Recipes

October Recipe of the Month ~ Lime Basil Grilled Trout with Appalachian Ratatouille

by Chef Charles Hudson 

 

Appalachian Ratatouille

Serves 4

 

Ingredients:

1 Medium Yellow Onion (0.5#), Peeled & Diced

6 Cloves Garlic, Peeled & Diced

2 Small Eggplant (0.5#) Peeled & Diced

1 Large Tomato (0.8#), Peeled & Diced

1 tsp. Kosher salt

1 Cup Cool Water

2 Tbls. Olive Oil

1 tsp. Dried Thyme

1 Med. Zucchini (0.35#) Seeded & Diced

1 Med Y. Squash (0.35#) Seeded & Diced 

1 Small R. Bell Pepper (0.25#) Seeded & Diced

1 Small G. Bell Pepper (0.25#) Seeded & Diced

1 Gala Apple (0.35#), Cored & Diced

1 Golden Delicious Apple (0.35#), Cored & Diced

2 Tbls. Olive Oil

1 tsp. Kosher salt

¼ tsp. Ground Cloves

¼ tsp. Ground Cinnamon

1/8 tsp. Ground Nutmeg

Fresh Ground Pepper

 

Procedure:

This is a 2 pan procedure

 

Combine 1 tsp salt with water

Soak Eggplant in water for approx. 20 Min

Drain & pat dry on clean towels

 

Heat 2 Tbls. Olive Oil in heavy bottom sauce pan over medium heat.

Add Onion & Garlic & cook until soft & slightly brown (5-7 min)

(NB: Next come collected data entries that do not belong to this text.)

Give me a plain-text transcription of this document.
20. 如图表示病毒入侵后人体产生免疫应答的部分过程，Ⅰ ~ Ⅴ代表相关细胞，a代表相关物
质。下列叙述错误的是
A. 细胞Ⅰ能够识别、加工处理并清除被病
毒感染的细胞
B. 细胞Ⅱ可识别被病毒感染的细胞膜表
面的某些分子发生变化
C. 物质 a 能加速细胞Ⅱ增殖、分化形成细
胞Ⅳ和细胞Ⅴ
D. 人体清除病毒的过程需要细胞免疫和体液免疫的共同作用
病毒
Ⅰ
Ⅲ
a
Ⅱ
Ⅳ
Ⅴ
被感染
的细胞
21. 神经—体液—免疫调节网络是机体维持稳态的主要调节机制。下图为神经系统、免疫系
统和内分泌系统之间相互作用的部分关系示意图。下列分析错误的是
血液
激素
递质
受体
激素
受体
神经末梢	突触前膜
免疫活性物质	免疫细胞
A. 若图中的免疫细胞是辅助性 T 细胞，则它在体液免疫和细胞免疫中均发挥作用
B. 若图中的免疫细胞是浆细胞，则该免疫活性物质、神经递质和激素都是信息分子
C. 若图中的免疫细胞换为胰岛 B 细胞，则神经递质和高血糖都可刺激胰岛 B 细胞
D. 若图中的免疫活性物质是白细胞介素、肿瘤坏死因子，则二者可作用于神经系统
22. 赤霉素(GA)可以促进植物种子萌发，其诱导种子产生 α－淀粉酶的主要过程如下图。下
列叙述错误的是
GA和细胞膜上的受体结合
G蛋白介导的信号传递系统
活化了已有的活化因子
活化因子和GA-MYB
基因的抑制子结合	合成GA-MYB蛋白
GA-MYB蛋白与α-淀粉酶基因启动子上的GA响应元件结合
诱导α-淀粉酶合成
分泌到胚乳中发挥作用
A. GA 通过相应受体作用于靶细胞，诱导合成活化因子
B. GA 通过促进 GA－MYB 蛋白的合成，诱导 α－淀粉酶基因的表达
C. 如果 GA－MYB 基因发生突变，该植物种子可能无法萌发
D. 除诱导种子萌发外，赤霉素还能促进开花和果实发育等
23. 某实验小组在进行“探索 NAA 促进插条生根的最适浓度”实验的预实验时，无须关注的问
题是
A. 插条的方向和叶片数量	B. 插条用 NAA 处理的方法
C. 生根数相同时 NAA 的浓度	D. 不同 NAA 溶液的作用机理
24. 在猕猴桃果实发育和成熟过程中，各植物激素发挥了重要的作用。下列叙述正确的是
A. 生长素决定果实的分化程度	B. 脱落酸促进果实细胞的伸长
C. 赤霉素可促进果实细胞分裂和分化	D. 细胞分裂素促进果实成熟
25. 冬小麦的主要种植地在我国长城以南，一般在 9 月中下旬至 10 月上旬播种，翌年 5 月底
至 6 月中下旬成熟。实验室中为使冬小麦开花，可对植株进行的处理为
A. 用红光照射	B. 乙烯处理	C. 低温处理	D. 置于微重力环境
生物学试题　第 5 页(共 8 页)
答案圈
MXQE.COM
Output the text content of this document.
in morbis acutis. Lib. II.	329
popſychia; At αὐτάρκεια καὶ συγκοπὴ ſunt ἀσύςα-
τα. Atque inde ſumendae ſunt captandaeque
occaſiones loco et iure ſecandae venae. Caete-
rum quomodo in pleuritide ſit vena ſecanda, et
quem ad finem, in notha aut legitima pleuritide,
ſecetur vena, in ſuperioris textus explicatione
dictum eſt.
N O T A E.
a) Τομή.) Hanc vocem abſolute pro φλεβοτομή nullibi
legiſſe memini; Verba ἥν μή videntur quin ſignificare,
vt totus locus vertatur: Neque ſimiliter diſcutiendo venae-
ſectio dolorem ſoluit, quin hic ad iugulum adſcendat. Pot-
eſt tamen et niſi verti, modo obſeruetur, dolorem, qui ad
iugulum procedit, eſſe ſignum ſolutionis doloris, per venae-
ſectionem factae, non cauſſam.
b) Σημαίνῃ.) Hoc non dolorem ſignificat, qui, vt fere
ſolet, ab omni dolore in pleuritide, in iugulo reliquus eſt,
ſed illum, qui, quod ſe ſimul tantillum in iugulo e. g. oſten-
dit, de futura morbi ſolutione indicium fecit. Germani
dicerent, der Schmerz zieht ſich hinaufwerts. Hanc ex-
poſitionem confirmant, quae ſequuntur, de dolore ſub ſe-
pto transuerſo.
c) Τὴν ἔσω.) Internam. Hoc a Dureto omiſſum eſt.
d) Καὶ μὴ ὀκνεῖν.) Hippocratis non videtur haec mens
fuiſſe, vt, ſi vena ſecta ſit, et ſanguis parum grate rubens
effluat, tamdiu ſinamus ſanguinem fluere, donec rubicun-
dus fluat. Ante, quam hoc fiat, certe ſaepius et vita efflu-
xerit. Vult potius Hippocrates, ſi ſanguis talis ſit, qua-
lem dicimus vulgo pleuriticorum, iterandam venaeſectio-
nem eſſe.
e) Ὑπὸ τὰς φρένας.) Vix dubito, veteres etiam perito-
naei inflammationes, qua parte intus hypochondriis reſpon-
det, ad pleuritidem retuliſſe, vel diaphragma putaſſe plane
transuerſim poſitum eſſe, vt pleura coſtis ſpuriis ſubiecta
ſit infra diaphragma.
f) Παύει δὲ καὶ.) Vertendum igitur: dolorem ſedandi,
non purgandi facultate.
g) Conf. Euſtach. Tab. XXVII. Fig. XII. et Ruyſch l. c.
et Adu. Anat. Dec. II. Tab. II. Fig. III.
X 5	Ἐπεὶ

Add eggplant & cook for approx 5 min

Add tomato & thyme, cook for another 8-11 min.

 

After the tomato & eggplant mixture has cooked for about 5 minutes begin cooking the zucchini mixture.

 

In a large sauté pan heat the remaining 2 Tbls. Olive Oil over medium high Heat.

Add Zucchini & squash, cook for about 2 min.

Add Apples, Peppers, & remaining Dry Spices

Continue to cook until apples are fork tender (about 4 min.)

 

Combine apple mixture with eggplant mixture.

 

 

Lime Basil Grilled Trout Fillets

Serves 4

 

 

Ingredients:

4 Sunburst Trout Fillets

Juice of 1 lime

One Handful of Fresh Basil Leaves (about 1 oz)

2 Cloves Garlic Chopped

¼ Cup Olive Oil

1 tsp. Lawry's Seasoned Salt

1 tsp. Fresh Ground Pepper

 

Procedure:

Make Marinade: Chop basil & mince garlic, Combine with lime Juice, Olive oil, Salt & Pepper

Add marinade to fresh trout fillets

Marinate Fillets for at least an hour before grilling

 

To Grill Trout:

Preheat Grill to medium high to high heat. Remove fillets from Marinade, & place on a well oiled pre-heated grill. 

Start flesh side down for about 3 minutes then flip to skin side down & cook 2-3 minutes.